Je ne comprenais pas pourquoi il s’obstinait à me donner du « vous ». Il y avait quelque chose chez lui qui évoquait une autre époque, d’autres temps, où cette chevelure blanche avait rayonné et où cette demeure avait été un hôtel particulier à mi-distance de Sarriá et du ciel. Il me serra la main et prit congé pour s’enfoncer dans ce labyrinthe insondable. Je le vis s’éloigner dans le couloir en boitant légèrement. Sa fille l’observait en dissimulant la tristesse qui voilait son regard.
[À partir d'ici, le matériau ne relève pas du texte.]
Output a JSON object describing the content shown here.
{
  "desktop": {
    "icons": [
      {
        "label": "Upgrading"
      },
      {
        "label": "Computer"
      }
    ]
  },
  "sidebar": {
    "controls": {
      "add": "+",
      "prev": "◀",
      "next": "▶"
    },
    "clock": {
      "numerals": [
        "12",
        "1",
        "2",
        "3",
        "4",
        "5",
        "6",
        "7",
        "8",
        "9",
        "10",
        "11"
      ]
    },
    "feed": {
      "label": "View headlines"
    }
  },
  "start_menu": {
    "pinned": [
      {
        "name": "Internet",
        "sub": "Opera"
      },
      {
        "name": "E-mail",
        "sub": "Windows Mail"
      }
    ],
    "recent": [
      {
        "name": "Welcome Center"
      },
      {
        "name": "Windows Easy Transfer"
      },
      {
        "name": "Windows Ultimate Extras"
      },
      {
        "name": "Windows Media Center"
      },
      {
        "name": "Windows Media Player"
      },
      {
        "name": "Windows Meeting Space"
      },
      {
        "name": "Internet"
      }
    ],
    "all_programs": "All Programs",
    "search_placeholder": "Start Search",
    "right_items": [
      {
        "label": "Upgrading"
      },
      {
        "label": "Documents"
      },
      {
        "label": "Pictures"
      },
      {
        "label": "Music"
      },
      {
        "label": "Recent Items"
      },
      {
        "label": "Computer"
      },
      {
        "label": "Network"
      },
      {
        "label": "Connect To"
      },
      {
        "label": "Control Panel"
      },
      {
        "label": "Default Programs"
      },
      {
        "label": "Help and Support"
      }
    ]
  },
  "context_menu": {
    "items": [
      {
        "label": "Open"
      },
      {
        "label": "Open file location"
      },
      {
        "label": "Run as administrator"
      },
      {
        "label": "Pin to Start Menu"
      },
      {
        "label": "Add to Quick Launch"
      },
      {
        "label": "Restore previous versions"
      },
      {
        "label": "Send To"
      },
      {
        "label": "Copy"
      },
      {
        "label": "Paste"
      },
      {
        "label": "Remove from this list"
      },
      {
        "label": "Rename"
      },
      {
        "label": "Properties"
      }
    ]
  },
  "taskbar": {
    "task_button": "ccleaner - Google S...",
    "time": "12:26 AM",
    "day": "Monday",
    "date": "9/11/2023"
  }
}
— La santé de Germán n’est pas très bonne, murmura-t-elle. Il se fatigue facilement.
Puis, tout de suite, elle effaça son expression mélancolique.
— Tu veux encore manger quelque chose ?
— Il se fait tard, dis-je, en combattant la tentation d’accepter n’importe quelle excuse pour prolonger mon séjour en sa compagnie. Je crois qu’il vaut mieux que je rentre.
Elle prit acte de ma décision et m’accompagna dans le jardin. La lumière matinale avait dissipé la brume. L’automne commençant teintait les arbres de couleurs cuivrées. Nous marchâmes vers la grille. Kafka ronronnait en nous suivant. Une fois là, elle resta à l’intérieur de la propriété et me céda le passage. Nous nous regardâmes en silence. Elle me tendit la main et je la serrai. Je pus sentir le sang battre sous sa peau satinée.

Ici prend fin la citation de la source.